Fergus’ reflections on his student days come after RCS was announced as a founding partner in The Jazz Workshop, a new Europe-wide artist development programme funded by the European Union’s Erasmus Plus initiative.

Fergus believes the collaboration will only strengthen what is a burgeoning jazz scene in his home country: “The collaborative nature of The Jazz Workshop is invaluable. By its very nature, jazz is an extremely collaborative process.”

“Before, people went to London, Birmingham, Europe or the USA to study. Now, they can stay here and this has created a hub of Scottish talent. With so much collaboration, new music happens and people play together all the time, developing this unique understanding.”

In the past, Fergus has criticised jazz performers for losing sight of what he believes is one of the fundamentals of jazz: melody.

“Jazz, in its essence, is about communication. What can happen is that they write this great tune which is really cool, but the primary focus goes from communicating with the audience – and each other – in favour of doing this outrageously hard ‘thing’. Communication is so important and that is underpinned by melody.”

Fergus will be doing plenty of communicating over the coming months. Material is in place for a second album and a tour with Matt Carmichael – a jazz student – and his own trio is preparing for a series of upcoming dates, including trips to Sweden and the Netherlands.
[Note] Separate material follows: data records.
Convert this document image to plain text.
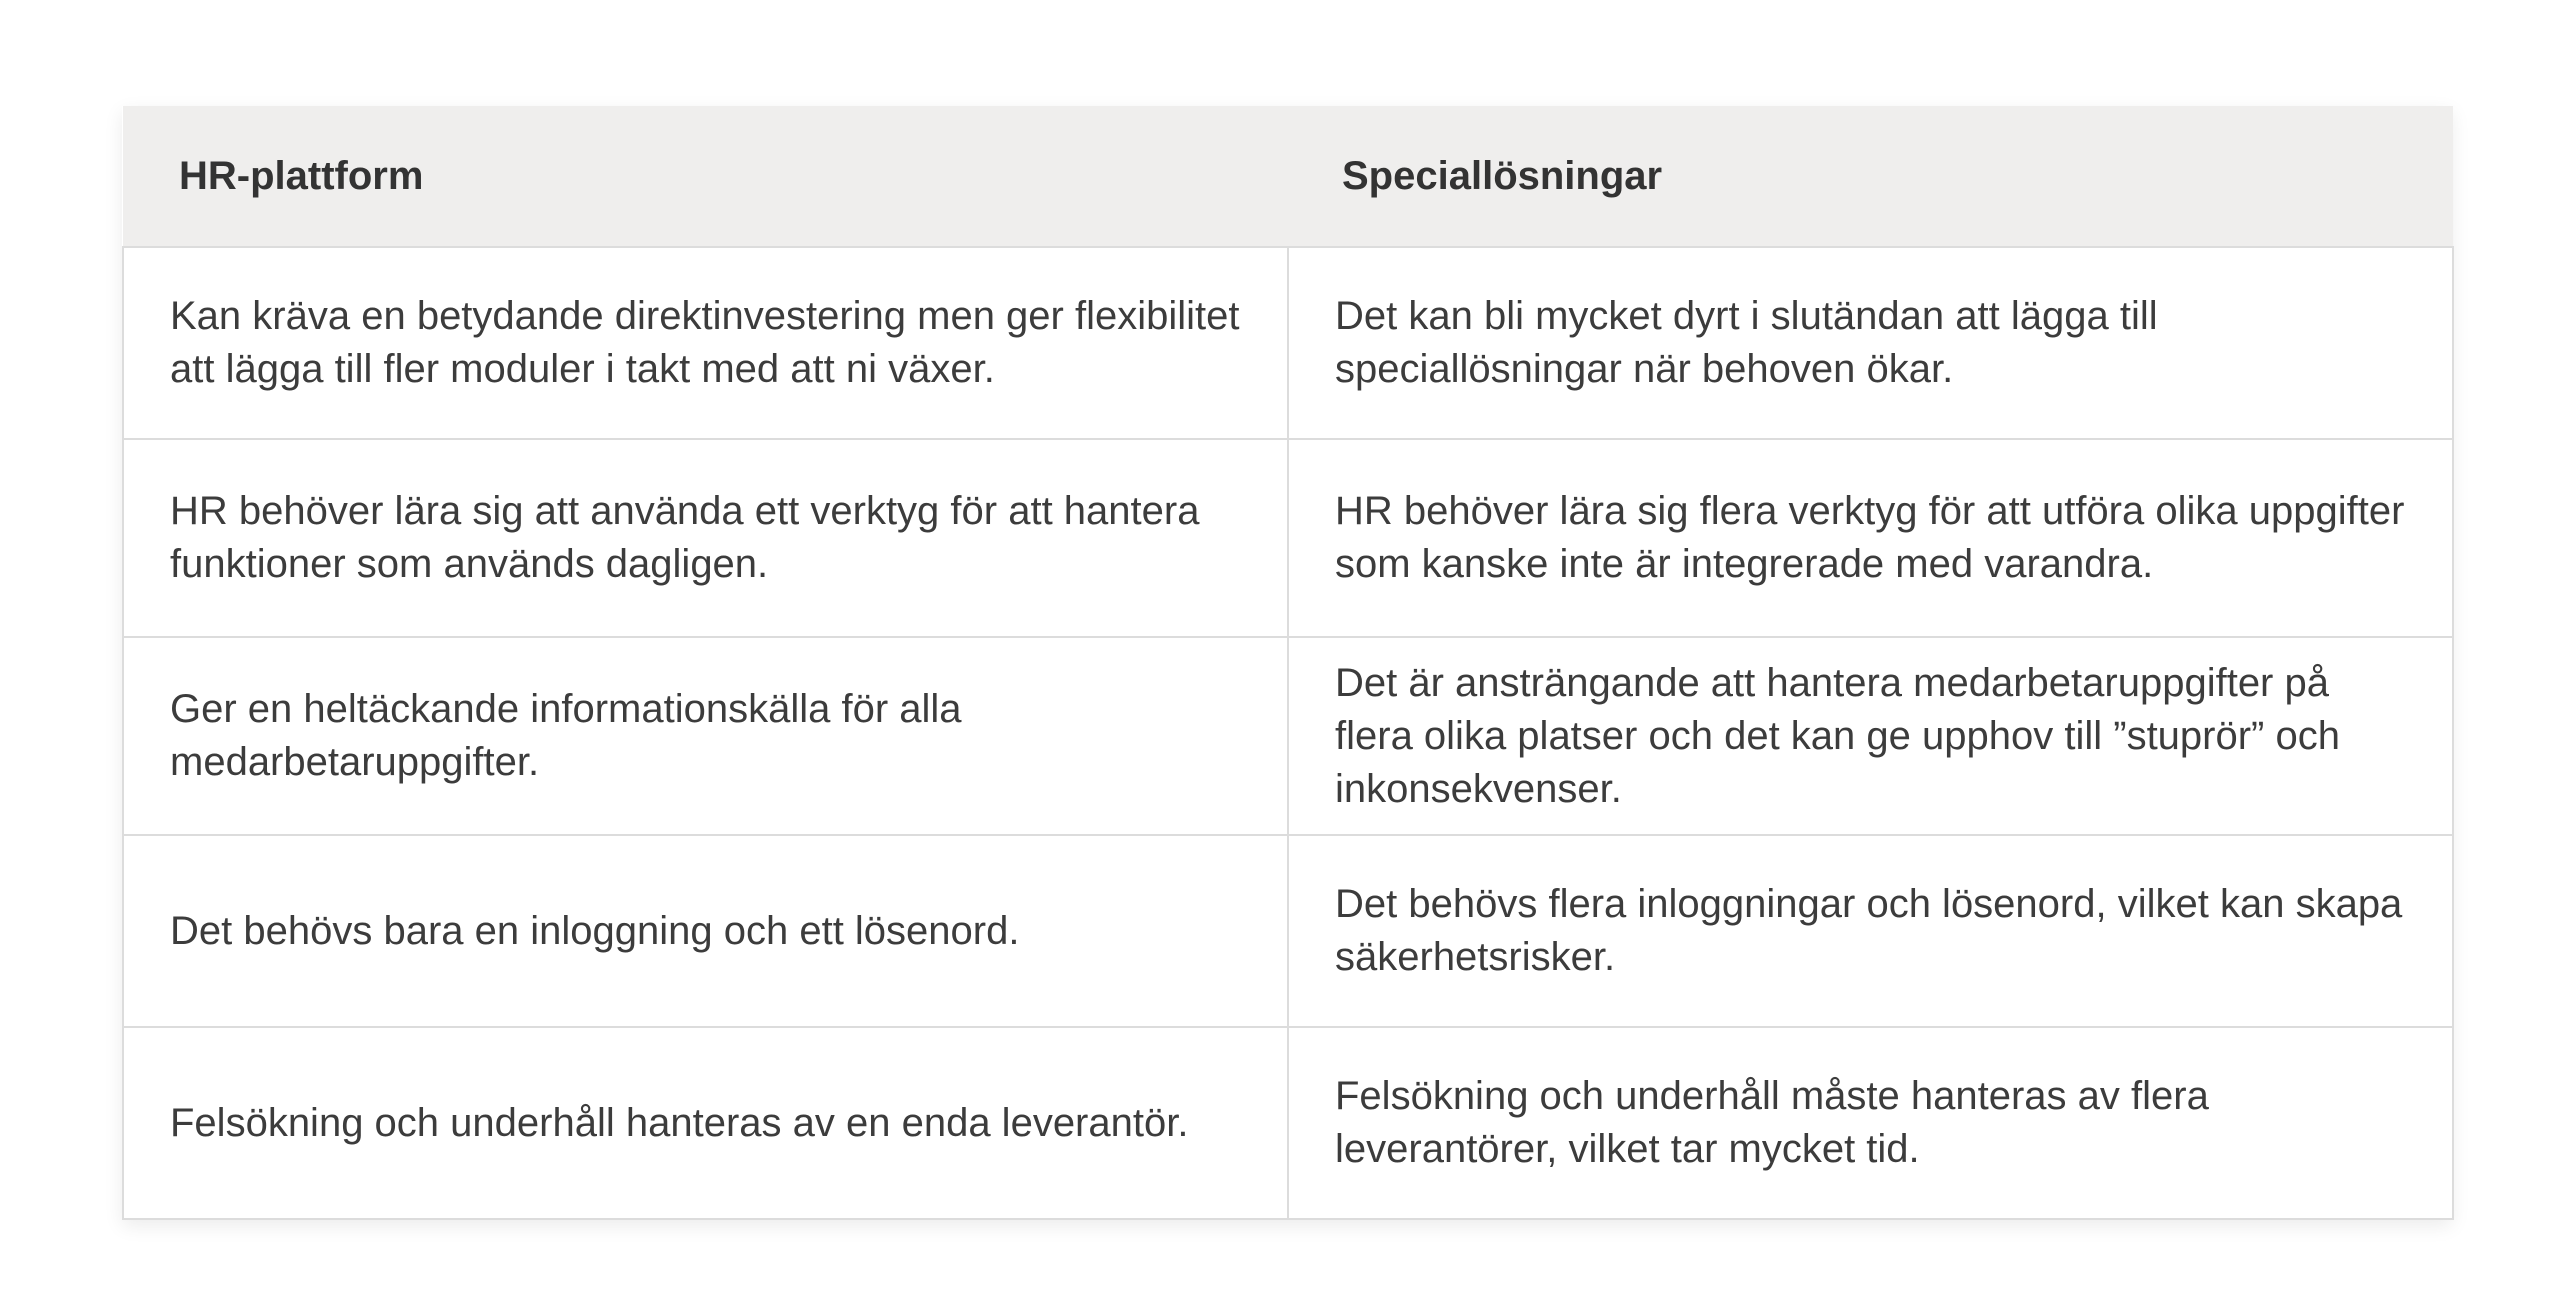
HR-plattform	Speciallösningar
Kan kräva en betydande direktinvestering men ger flexibilitet att lägga till fler moduler i takt med att ni växer.	Det kan bli mycket dyrt i slutändan att lägga till speciallösningar när behoven ökar.
HR behöver lära sig att använda ett verktyg för att hantera funktioner som används dagligen.	HR behöver lära sig flera verktyg för att utföra olika uppgifter som kanske inte är integrerade med varandra.
Ger en heltäckande informationskälla för alla medarbetaruppgifter.	Det är ansträngande att hantera medarbetaruppgifter på flera olika platser och det kan ge upphov till ”stuprör” och inkonsekvenser.
Det behövs bara en inloggning och ett lösenord.	Det behövs flera inloggningar och lösenord, vilket kan skapa säkerhetsrisker.
Felsökning och underhåll hanteras av en enda leverantör.	Felsökning och underhåll måste hanteras av flera leverantörer, vilket tar mycket tid.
It’s a hectic schedule but after coming to terms with planes, trains, automobiles – and speedboats– nothing seems to phase this rapidly emerging international jazz artist.

 

“I THINK RCS EQUIPS YOU WITH GREAT TEACHERS AND GREAT CLASSES. PERHAPS ONE OF THE MAIN SELLING POINTS IS THE FACT THAT YOU’RE ENCOURAGED TO DO EVERYTHING.”

 

Portrait of Tommy Smith

A new generation of world-class jazz musicians training in Scotland are at the forefront of an ambitious new Europe-wide artist development programme. The Royal Conservatoire of Scotland and Edinburgh Jazz and Blues Festival (EJBF) have joined with Europe’s leading jazz teaching institutions and festivals in a groundbreaking initiative that will see Scotland’s top young jazz musicians study and perform in Germany, Norway and Italy, as well as bringing some of Europe’s best young artists to Scotland to play and learn.

The Jazz Workshop is a three-year programme funded by the European Union’s Erasmus Plus initiative. This is the largest project of its kind which aims to build connections between leading music schools and festivals, bringing together education and the professional jazz industry in talent development.

The partners – top music schools and conservatoires from Parma, Hamburg, Nuremberg and Oslo, plus Nuejazz, Elbjazz, Parma Frontiere, and Oslo Jazz Festivals – launched the programme at RCS in September. “Collaborations like The Jazz Workshop are extremely important to RCS,” says Professor Tommy Smith OBE, Head of Jazz.

“We are the only institution of our kind in Scotland and we are really happy to have been chosen. The Norwegians are the catalysts for the programme and we are very happy to be a part of it. With our guidance and their collaborations, students will use this experience to spread their wings across Europe because that’s what they have to do. Sometimes the borders between countries can be very big – you might not know the great players in Holland, England or Ireland – so getting to know those players and interacting with them is incredibly important.

“We have a small landmass in Europe, with so many languages, but this common language of jazz is what unites them. The young musicians who take part in The Jazz Workshop will benefit from a huge step forward. That European marketplace consists of hundreds of concerts, all there for the taking – they just need to get out there and do it.”